La differenza, secondo loro, è nell’approccio. Una delle qualità forse meno visibili dei creator è la loro capacità di abbattere il muro comunicativo, non solo con gli utenti, ma anche con chi fa parte direttamente del mondo dello sport-spettacolo. «Se ci dai un cellulare in mano, noi siamo capaci di raccontarti un evento, una partita, una giornata con uno sportivo», dice Mandarò. Gli fa eco Danese: «Se incontro Bellingham fuori dal Bernabéu, magari ho 10 secondi per fare un contenuto e lo faccio col mio cellulare. Se invece gli fai domande seriose, magari si rompe le palle. I calciatori hanno la nostra età. Devi avere un equilibrio con loro». Aggiunge Cariglia: «Credo che loro in noi vedano degli alleati dal punto di vista calcistico e comunicativo. Tra giocatori di A e B sono sempre più numerosi quelli che mi seguono. Mi gratifica».
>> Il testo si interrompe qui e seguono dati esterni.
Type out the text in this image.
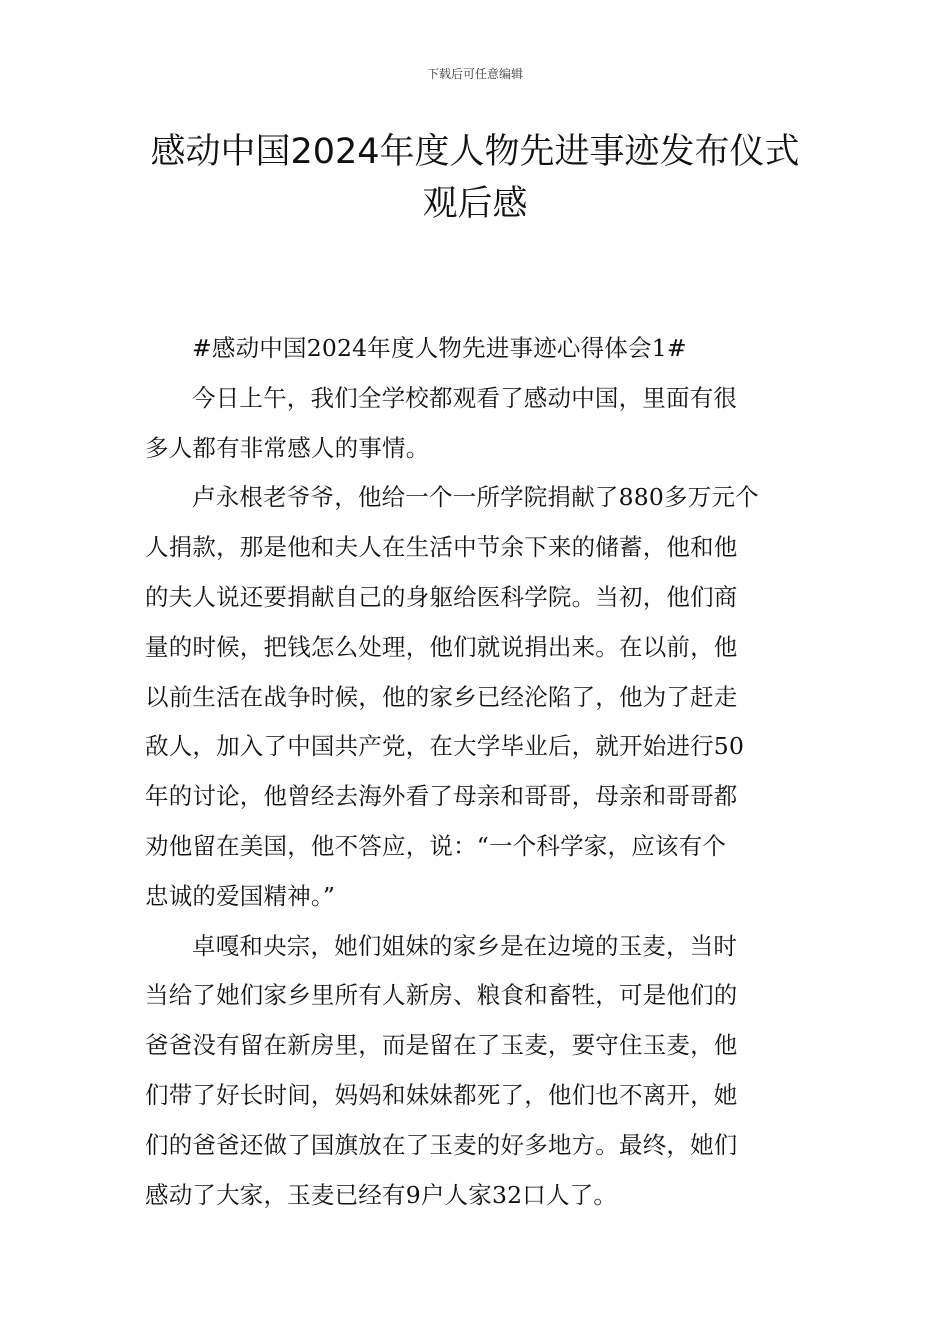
下载后可任意编辑
感动中国2024年度人物先进事迹发布仪式
观后感

#感动中国2024年度人物先进事迹心得体会1#

今日上午，我们全学校都观看了感动中国，里面有很
多人都有非常感人的事情。

卢永根老爷爷，他给一个一所学院捐献了880多万元个
人捐款，那是他和夫人在生活中节余下来的储蓄，他和他
的夫人说还要捐献自己的身躯给医科学院。当初，他们商
量的时候，把钱怎么处理，他们就说捐出来。在以前，他
以前生活在战争时候，他的家乡已经沦陷了，他为了赶走
敌人，加入了中国共产党，在大学毕业后，就开始进行50
年的讨论，他曾经去海外看了母亲和哥哥，母亲和哥哥都
劝他留在美国，他不答应，说：“一个科学家，应该有个
忠诚的爱国精神。”

卓嘎和央宗，她们姐妹的家乡是在边境的玉麦，当时
当给了她们家乡里所有人新房、粮食和畜牲，可是他们的
爸爸没有留在新房里，而是留在了玉麦，要守住玉麦，他
们带了好长时间，妈妈和妹妹都死了，他们也不离开，她
们的爸爸还做了国旗放在了玉麦的好多地方。最终，她们
感动了大家，玉麦已经有9户人家32口人了。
Il loro mestiere è più intrecciato di quanto si pensi con il mondo dello sport: «Sento una responsabilità», continua Cariglia. «Sento di poter influenzare il pensiero di alcuni sulla valutazione di un giocatore o di un allenatore. Non devi essere d’accordo con me. Io ti mostro una cosa che diventa uno strumento per la tua analisi». Il rischio principale che corrono gli info-encer risiede forse nella continua evoluzione delle piattaforme, che cambiano continuamente sembianze e regole algoritmiche, influenzando le abitudini di chi ci lavora. «L’evoluzione frenetica dei social è una difficoltà», conclude Cariglia. «Ma finché sento un fuoco dentro che mi muove, è bello così. Devi continuamente aggiornarti. Io oggi sento di aver trovato una chiave per la mia comunicazione. Quando stai tanto sui social, sviluppi una sensibilità che ti permette di trovare una formula. Per ora, va bene così».